= Look to Norway =

1942 speech by U.S. President Franklin D. Roosevelt

The "Look to Norway" speech by U.S. President Franklin D. Roosevelt was given during the handover ceremony of the Royal Norwegian Navy ship HNoMS King Haakon VII at the Washington Navy Yard on 16 September 1942. The speech served as an important source of inspiration to Norwegians fighting the German occupation of Norway and the rest of Europe as well as for the resistance fighters of other small countries during World War II.

In the speech the President said: If there is anyone who still wonders why this war is being fought, let him look to Norway. If there is anyone who has any delusions that this war could have been averted, let him look to Norway; and if there is anyone who doubts the democratic will to win, again I say, let him look to Norway.
The speech also made an impact on Norwegian-Americans and the rest of the American public's opinion on the struggle in Europe. The impression of the Norwegian's situation had been severely damaged by an article by the American reporter, Leland Stowe, who happened to be in Oslo on the day the Germans marched into the city. He witnessed shocked Norwegian civilians standing around watching the Germans march down the parade street Karl Johans gate. He misinterpreted the shock as indifference and acceptance on the part of the Norwegian population and wrote a stinging article in Time and several newspapers which severely damaged the American public's opinion of the Norwegian resistance and therefore their motivation to help Norway and Europe. The speech corrected that impression.

In a speech on 13 April 1940, the President had already praised the Norwegian resistance. Roosevelt's interest in Norway was in part due to the good relations established by Norwegian Crown Prince Olav and his wife, Princess Märtha, and the Norwegian ambassador to the U.S., Wilhelm von Munthe af Morgenstierne (1887–1963).

In 2005, King Harald V of Norway attended a ceremony at Washington Navy Yard commemorating the alliance between Norway and the United States, where there was a reenactment of the speech.

==In popular culture==
The 1943 Hollywood-film Edge of Darkness starring Errol Flynn told the story of a fictional fishing village in Norway starting an armed uprising against their German occupiers.

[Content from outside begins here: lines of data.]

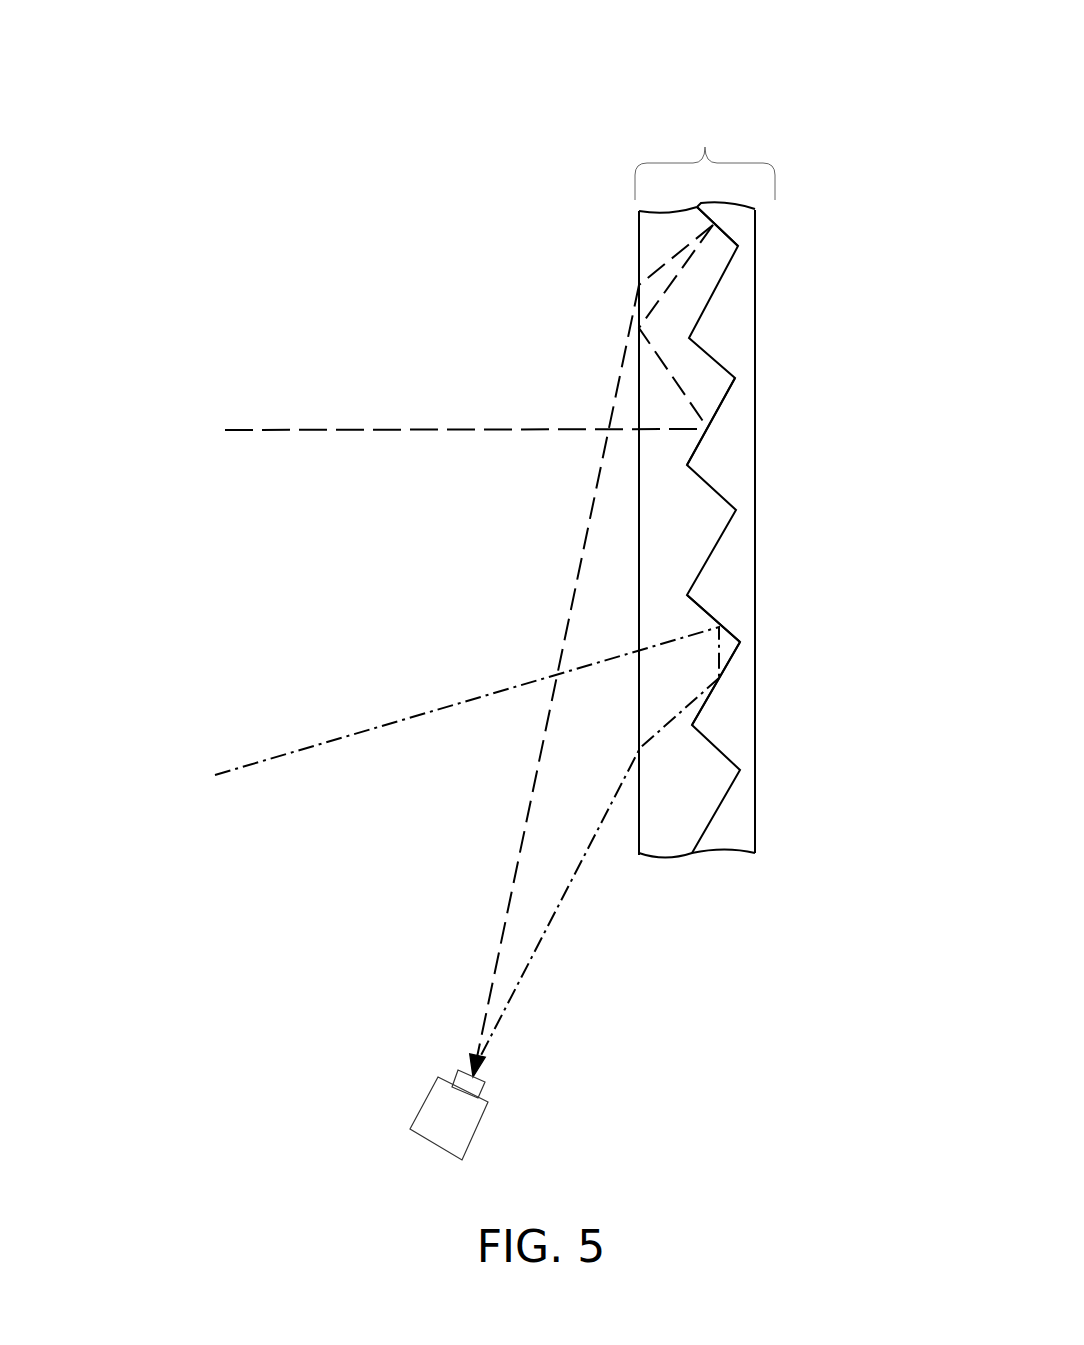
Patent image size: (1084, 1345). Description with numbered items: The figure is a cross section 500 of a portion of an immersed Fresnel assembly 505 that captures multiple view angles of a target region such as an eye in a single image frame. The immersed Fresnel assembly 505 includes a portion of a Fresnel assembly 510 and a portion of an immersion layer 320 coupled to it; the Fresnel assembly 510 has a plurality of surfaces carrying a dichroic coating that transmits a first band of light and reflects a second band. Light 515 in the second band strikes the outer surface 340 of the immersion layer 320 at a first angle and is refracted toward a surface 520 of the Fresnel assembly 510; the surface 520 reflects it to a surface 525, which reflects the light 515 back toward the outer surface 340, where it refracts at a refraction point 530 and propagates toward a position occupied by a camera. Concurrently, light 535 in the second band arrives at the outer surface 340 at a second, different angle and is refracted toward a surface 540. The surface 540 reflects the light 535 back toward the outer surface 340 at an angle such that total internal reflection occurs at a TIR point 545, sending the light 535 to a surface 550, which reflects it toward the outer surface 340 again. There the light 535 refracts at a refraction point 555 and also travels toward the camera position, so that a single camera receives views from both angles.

The cross section 500 is at (44, 102).
The immersed Fresnel assembly 505 is at (705, 441).
The Fresnel assembly 510 is at (732, 320).
The immersion layer 320 is at (663, 252).
The outer surface 340 is at (639, 509).
The surface 550 is at (713, 225).
The refraction point 555 is at (639, 285).
The TIR point 545 is at (639, 328).
The surface 540 is at (707, 427).
The light 535 is at (260, 430).
The surface 520 is at (718, 627).
The surface 525 is at (717, 680).
The light 515 is at (255, 762).
The refraction point 530 is at (640, 748).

It ends in a massive battle in the town centre, where even the priest starts machine-gunning enemy soldiers. The "Look to Norway" speech is then read through the end credits by a Roosevelt voice impersonator.

In the episode "The Gift" of Atlantic Crossing, Kyle MacLachlan, as President Roosevelt, recreates the "Look to Norway" speech during a reenactment of the handover ceremony of the HNoMS King Haakon VII.